Farewell, Pierre Tchernia


PostED ON OCTOBER 10, 2016 AT 10AM


tchernia

A festival dedicated to movie buffs must bid a tearful farewell to another great lover of the cinema, a jovial disciple of a shared passion. Pierre Tchernia, who passed away at the age of 88, was Monsieur Cinéma, the name of the show he hosted from 1967 to 1980, where two cinephiles - intellectual heavyweights - would face off in a game requiring an encyclopedic knowledge of the minute details of motion pictures… A game show of high culture we rarely see these days. Older audiences will also remember the prematurely balding, great chap as "Mickey's friend," the good-natured presenter of Disney shorts that delighted young viewers in the 1970s.

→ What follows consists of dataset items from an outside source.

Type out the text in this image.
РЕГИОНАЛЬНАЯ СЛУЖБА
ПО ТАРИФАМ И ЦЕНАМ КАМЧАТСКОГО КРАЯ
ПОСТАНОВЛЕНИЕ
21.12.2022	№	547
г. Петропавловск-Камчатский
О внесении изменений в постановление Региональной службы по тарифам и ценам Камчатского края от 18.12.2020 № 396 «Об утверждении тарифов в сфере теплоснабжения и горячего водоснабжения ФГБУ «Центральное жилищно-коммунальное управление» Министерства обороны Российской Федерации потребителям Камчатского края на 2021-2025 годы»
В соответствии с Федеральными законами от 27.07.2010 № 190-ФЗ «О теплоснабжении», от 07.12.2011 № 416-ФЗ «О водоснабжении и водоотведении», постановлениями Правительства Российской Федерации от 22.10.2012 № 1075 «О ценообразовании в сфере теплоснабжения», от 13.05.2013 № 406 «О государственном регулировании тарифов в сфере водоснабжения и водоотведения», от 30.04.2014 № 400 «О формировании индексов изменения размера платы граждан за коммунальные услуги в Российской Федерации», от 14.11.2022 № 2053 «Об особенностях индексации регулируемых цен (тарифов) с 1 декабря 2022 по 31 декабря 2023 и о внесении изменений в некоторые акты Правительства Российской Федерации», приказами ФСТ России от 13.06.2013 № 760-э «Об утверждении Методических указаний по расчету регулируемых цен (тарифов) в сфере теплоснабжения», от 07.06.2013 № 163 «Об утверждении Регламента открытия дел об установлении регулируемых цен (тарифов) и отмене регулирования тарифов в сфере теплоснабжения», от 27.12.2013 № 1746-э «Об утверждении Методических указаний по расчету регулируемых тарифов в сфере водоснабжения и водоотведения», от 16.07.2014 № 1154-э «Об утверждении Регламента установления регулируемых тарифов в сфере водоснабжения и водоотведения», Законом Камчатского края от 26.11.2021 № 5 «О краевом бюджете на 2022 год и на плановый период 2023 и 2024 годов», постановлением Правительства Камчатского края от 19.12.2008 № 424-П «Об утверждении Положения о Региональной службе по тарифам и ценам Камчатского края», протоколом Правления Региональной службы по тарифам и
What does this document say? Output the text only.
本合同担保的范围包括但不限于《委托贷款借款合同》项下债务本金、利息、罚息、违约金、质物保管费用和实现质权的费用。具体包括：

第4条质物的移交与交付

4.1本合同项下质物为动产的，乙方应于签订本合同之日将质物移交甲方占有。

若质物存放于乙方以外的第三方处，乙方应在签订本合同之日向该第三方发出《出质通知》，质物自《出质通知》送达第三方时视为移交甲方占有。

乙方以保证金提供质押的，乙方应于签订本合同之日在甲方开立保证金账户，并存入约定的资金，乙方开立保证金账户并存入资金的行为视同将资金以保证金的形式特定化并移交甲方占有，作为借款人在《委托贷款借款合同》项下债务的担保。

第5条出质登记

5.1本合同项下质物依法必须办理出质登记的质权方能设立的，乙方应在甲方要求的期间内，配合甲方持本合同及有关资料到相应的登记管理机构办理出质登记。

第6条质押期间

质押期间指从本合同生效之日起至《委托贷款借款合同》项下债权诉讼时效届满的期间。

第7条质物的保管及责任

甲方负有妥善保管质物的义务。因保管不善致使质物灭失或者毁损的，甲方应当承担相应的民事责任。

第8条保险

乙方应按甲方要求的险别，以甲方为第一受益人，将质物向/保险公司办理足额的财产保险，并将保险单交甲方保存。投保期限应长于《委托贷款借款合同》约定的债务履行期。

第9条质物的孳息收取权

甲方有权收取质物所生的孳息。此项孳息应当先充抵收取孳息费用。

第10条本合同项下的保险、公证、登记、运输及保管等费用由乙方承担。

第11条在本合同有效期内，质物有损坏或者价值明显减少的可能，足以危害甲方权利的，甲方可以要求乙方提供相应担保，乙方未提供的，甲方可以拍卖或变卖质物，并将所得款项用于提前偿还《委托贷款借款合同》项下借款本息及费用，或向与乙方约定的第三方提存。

!From Mardi Cinéma to Enfants de la télé, where he achieved second fame as an affectionate "Grandpa" figure, narrating of the early days of the audiovisual medium, Pierre Tchernia applied his geniality and humor to the service of the big and small screen. The film lover was also a filmmaker, and an inspired one at that: The Annuity (1971), which he co-wrote with friend René Goscinny, the brilliant creator of Astérix, is a satirical high voltage comedy, which runs through the History of France - especially the Resistance - with a strong dose of irony. Tchernia found his favorite actor in Michel Serrault, who then starred in all his films. A humorist and a humanist, a great man has left us. Adieu, Pierrot!